Your definition of a function, like kemort's is not the mathematical definition (despite kemort's specious claim to the contrary.)

It isn't my definition, it is the formal definition of a function. Again read the wolfram link you posted. And on this time at least Kemort is correct, the first sentence is all that needs to be read.

A function is a relation that uniquely associates members of one set with members of another set.

If the codomain is RXR ( R cross R, i.e. the set of all two element tuples of real numbers), then (-a, a), a an element of R, is a single element in that set. Sets are not restricted to scalars, they can be sets of sets, sets of sets of sequences of sets of sequences of graphs, or dogs or really anything.

but f(x) : R -> R, x -> x^2 isn't invertible,

Again,

there is nothing wrong with, define sqroots : R -> R X R, as sqroots( x ) = ( -sqrt(x), +sqrt(x) )

htirwin wrote:
but f(x) : R -> R, x -> x^2 isn't invertible, Again, there is nothing wrong with, define sqroots : R -> R X R, as sqroots( x ) = ( -sqrt(x), +sqrt(x) )

Yes, it is fine, I never said it wasn't. My assertion was with f : R -> R, not with R -> R X R. These map different sets, so they're not exactly comparable like that. That definition of sqrts still isn't the inverse of f : R -> R. f(x) -> x^2, though. It isn't invertable without restricting its domain.

I'm more saying that the principle root is, in fact, a function, not that returning a pair of values is invalid. By definition, both are perfectly valid.

The problem with sqroots is not that the domain is restricted. This would be fine, as in for example the case of exp and log. The problem is that the codomain of sqroots is not the domain of x^2. Furthermore, the codomain of sqroots and the domain of x^2 have a null intersection: for all x in R, sqroots(x^2) != x.

You can invert non-injective functions, but the result is not a function, but a multivalued function. A function that merely maps to a cartesian product or to a powerset is not a multivalued function.

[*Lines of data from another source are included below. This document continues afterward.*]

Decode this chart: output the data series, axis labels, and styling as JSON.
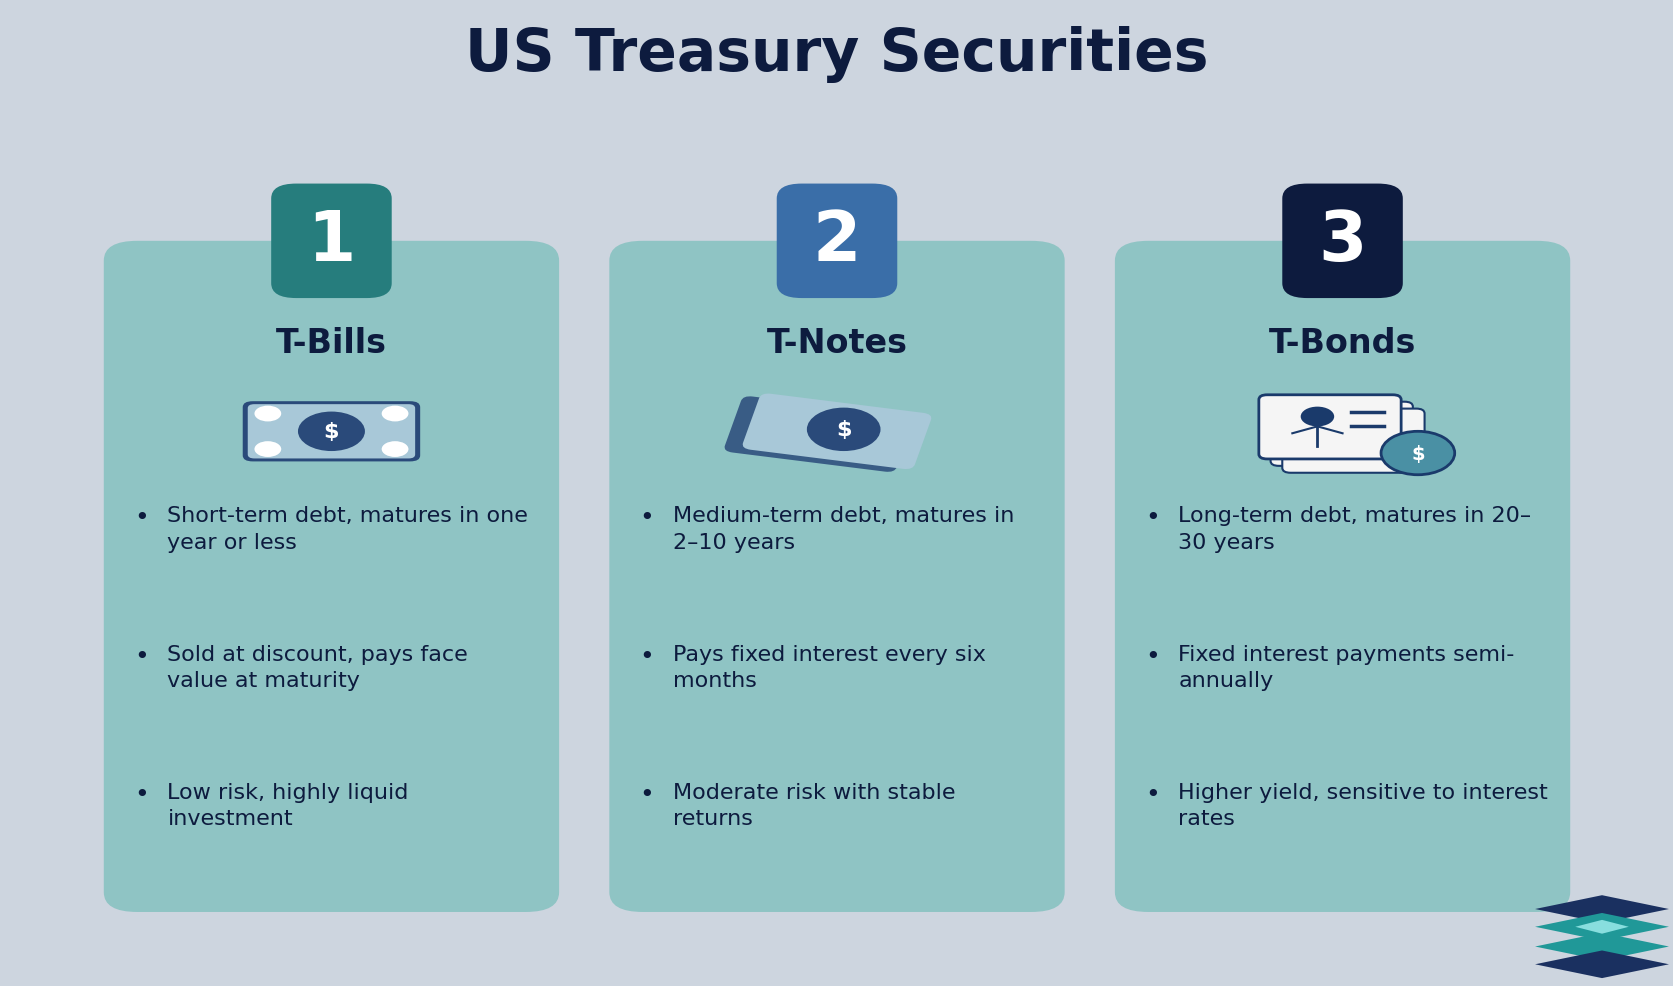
{
  "title": "US Treasury Securities",
  "title_fontsize": 42,
  "title_color": "#0d1b3e",
  "background_color": "#cdd5df",
  "card_color": "#8fc4c4",
  "number_bg_colors": [
    "#267d7d",
    "#3a6ea8",
    "#0d1b3e"
  ],
  "number_labels": [
    "1",
    "2",
    "3"
  ],
  "card_titles": [
    "T-Bills",
    "T-Notes",
    "T-Bonds"
  ],
  "card_title_color": "#0d1b3e",
  "card_title_fontsize": 24,
  "bullet_color": "#0d1b3e",
  "bullet_fontsize": 16,
  "bullets": [
    [
      "Short-term debt, matures in one\nyear or less",
      "Sold at discount, pays face\nvalue at maturity",
      "Low risk, highly liquid\ninvestment"
    ],
    [
      "Medium-term debt, matures in\n2–10 years",
      "Pays fixed interest every six\nmonths",
      "Moderate risk with stable\nreturns"
    ],
    [
      "Long-term debt, matures in 20–\n30 years",
      "Fixed interest payments semi-\nannually",
      "Higher yield, sensitive to interest\nrates"
    ]
  ],
  "bill_light": "#a8c8d8",
  "bill_dark": "#2a4a7a",
  "bill_circle": "#2a4a7a",
  "bond_outline": "#1a3a6b",
  "bond_fill": "#f5f5f5",
  "coin_fill": "#4a90a4"
}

http://www.cplusplus.com/reference/cmath/sqrt/

If x is negative, a domain error occurs:
If a domain error occurs:
- And math_errhandling has MATH_ERRNO set: the global variable errno is set to EDOM.
- And math_errhandling has MATH_ERREXCEPT set: FE_INVALID is raised.

You may as well ask why MATH_PI does not have the exact value of pi, or why sqrt(2) is not exactly equal to the positive square root of 2.